Por: Gabriel S. Galán Melo
El anuncio del Gobierno Nacional sobre el rediseño institucional y la desvinculación de más de cinco mil servidores públicos ha generado, de inmediato, un fuerte debate sobre el rumbo que está tomando la administración del Estado ecuatoriano. Si bien es cierto que desde hace años es visible la necesidad de ajustar el diseño institucional y el modelo de gestión de la administración pública para hacerla funcional, eficiente y acorde a los retos actuales, indudablemente preocupa que este proceso se esté llevando a cabo sin que se haya hecho público previamente un proyecto de gobierno claramente definido o se haya comunicado con transparencia y suficiencia la visión de país que tiene el gobierno actual. Porque el rediseño institucional no puede concluir en una simple reconfiguración administrativa provocada por un cúmulo poco claro de fusiones o supresiones de entidades administrativas. Y mucho menos puede limitarse a la desvinculación masiva de servidores públicos.
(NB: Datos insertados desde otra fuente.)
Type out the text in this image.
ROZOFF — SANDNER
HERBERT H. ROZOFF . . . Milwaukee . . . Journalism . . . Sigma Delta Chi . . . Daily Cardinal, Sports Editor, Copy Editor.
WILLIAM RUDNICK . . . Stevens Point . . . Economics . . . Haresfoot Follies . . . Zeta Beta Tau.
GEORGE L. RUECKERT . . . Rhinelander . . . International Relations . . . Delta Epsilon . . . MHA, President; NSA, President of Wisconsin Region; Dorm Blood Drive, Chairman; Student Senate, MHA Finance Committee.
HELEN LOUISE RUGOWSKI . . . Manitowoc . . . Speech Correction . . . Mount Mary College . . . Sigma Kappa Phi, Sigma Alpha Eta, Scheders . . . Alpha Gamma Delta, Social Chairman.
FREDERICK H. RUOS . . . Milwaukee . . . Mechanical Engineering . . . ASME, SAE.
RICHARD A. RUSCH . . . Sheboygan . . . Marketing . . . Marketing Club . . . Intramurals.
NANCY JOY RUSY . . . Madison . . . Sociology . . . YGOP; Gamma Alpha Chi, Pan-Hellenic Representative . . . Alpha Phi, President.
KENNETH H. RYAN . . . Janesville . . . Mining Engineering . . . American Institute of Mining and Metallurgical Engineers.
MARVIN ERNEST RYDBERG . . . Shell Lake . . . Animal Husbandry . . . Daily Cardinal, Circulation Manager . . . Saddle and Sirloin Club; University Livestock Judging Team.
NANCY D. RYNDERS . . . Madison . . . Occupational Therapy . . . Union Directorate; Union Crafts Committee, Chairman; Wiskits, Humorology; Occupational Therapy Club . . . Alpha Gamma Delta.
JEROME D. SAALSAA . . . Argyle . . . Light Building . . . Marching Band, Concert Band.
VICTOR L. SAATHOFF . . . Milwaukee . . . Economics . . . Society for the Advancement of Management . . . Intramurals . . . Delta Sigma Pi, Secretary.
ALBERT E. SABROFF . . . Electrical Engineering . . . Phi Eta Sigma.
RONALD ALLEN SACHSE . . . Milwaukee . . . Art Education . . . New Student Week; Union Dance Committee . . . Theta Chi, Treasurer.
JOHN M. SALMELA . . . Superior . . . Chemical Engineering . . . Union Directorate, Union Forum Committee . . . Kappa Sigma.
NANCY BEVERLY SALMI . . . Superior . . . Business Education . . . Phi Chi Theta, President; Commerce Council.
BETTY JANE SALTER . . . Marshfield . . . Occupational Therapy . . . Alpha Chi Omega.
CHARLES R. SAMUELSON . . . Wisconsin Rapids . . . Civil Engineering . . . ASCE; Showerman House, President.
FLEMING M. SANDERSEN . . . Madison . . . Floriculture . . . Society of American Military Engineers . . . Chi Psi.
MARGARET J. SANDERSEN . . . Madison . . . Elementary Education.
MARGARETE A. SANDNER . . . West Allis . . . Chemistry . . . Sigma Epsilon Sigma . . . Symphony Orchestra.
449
Ya que, la eficiencia estatal no se logra con recortes de personal, es necesario previamente a racionalizar el número de servidores públicos, auditar los procesos administrativos, identificar los puntos de conflicto o “cuellos de botella” institucionales y corregir las obvias deficiencias en materia de simplificación, tecnificación, cobertura y facilitación de los servicios públicos. No podemos olvidar que la burocracia ecuatoriana -con todas sus limitaciones- a lo largo de los años también ha logrado albergar un grupo importante de capacidades técnicas valiosas, de memorias institucionales relevantes y de conocimientos operativos irremplazables. Eliminar servidores públicos sin un plan claro puede agravar los problemas en lugar de solucionarlos.
Y más allá del número de servidores públicos que están siendo separados, alarma la orientación política que subyace en algunas de las decisiones del rediseño institucional propuesto. Por ejemplo, someter el Ministerio del Ambiente al Ministerio de Energía revela una peligrosa subordinación de la política ambiental a una supuesta “necesidad extractivista”, desconociendo lamentablemente los avances institucionales que han buscado armonizar el desarrollo y la sostenibilidad. Parecería que se busca priorizar la extracción de recursos naturales sobre la protección del medio ambiente, en medio de un contexto en el que el país enfrenta enormes desafíos ambientales y ha recibido, incluso, por vía de consulta popular, el mandato ciudadano de limitar la explotación de recursos naturales no renovables en ciertas áreas.
De igual manera, integrar el sistema de rehabilitación social al Ministerio del Interior muestra una apuesta aventurada por un modelo punitivista que privilegia el control y la represión por encima de la rehabilitación y la reintegración social de las personas privadas de libertad. Y si bien, el país atraviesa muchos problemas vinculados a los grupos de delincuencia organizada, esta medida no solo podría oponerse al precepto constitucional que establece que la finalidad principal del sistema penitenciario es la rehabilitación, sino que perversamente va a terminar invisibilizando los aspectos sociales, psicológicos y educativos indispensables en la construcción de una política penitenciaria moderna y humanista que prevenga y contenga varios de los conflictos y brotes que existen en torno a la delincuencia organizada. Asimismo, fusionar el Ministerio de la Mujer y Derechos Humanos con el Ministerio de Gobierno concluye en un evidente debilitamiento institucional de las políticas de género y de derechos porque la transversalización de los derechos de las mujeres y de los grupos históricamente excluidos no puede garantizarse desde una institucionalidad subordinada a las funciones de control político y seguridad.
De manera que, rediseñar la arquitectura institucional del Estado ecuatoriano requiere mucho más que solo voluntad política y administrativa de ahorro y eficiencia. Se necesita claridad sobre el modelo de país que se quiere construir. Demanda el compromiso con los derechos constitucionales y con los sectores más vulnerables. Pues, el cambio de la arquitectura institucional de nuestra administración pública debe seguir indefectiblemente una ruta de transición ordenada, transparente y participativa. Quizá y por el apuro de la medida se terminan erosionando algunas capacidades del Estado, debilitando los servicios públicos o ahondando aún más la brecha entre los ciudadanos y las instituciones. Cuidado y en lugar de promocionar la modernización del modelo de gestión estatal, terminamos normalizando una peligrosa regresión.